E.g., if N=6, the first pair may be (1,2), (1,3), (1,4), (1,5) or (1,6). If you choose (1,4) to be the first pair, the second pair may be (2,3), (2,5) or (2,6). And so on...

[ImLazy]

Thank you. You are right.

[Sanny]

Nevermind, got it accepted after declaring hypot in the header.

I got AC in more than 3 seconds.. is there a greedy way to do it or something? The times were really fast..

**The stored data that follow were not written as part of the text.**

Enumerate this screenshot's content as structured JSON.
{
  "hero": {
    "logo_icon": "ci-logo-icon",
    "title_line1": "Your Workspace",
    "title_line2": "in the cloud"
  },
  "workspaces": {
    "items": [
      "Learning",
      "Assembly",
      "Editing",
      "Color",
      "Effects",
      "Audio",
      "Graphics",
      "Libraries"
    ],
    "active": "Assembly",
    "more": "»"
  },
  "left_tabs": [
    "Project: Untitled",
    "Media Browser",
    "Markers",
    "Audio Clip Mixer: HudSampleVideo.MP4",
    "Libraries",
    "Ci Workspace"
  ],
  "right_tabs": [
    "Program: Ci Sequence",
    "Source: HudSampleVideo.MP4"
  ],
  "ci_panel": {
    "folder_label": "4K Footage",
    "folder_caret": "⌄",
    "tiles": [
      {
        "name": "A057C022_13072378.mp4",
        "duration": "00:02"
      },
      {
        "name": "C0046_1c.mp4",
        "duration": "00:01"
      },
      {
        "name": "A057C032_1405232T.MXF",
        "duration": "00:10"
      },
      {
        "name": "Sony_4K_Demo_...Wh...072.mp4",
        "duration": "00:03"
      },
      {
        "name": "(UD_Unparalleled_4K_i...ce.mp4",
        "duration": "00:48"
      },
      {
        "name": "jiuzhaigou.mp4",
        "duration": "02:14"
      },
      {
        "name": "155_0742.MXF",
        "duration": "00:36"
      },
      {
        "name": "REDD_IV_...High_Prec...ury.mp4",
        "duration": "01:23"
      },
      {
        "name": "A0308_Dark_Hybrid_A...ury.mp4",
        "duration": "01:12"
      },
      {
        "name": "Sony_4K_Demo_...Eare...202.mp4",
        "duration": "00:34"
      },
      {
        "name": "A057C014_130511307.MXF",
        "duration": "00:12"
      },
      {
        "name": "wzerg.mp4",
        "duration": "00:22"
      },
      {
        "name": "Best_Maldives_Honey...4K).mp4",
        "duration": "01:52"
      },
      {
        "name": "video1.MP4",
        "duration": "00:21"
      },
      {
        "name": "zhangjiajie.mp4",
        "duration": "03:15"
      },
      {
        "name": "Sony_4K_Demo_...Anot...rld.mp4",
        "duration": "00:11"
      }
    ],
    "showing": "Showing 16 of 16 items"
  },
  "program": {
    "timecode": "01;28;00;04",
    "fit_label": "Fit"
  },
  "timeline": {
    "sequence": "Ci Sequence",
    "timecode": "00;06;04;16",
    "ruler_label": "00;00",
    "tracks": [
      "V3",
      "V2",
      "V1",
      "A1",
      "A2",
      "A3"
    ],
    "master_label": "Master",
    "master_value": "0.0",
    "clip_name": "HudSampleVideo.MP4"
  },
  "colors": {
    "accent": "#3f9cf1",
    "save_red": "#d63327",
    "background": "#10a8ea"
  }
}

My timing was .082 sec. I used O(2^n* n) DP. When dividing the original problem into subproblems, you only need to match only one person with (n-1) different persons. You don't need to try every pair.


Regards
Sanny

[Moha]

I want to know is there any solution exist with Weighted matching? I think we can solve this problem easily with WM, but why the problem range is so small? am i correct?

[Moha]

For Larry`s testcases I got :

• Case 1: 1472.90
  Case 2: 1275.61
  Case 3: 1293.73
  Case 4: 1173.44
  Case 5: 1094.64

Is that correct?

[Moha]

No All of Larry's testcase are correct. My WM-modelling was incorrect. Now I got it!

[Larry]

Ya, my things are right. I was Guest up there, and it turns out I forget to declare hypot (otherwise it returns int on the judge). Whoops.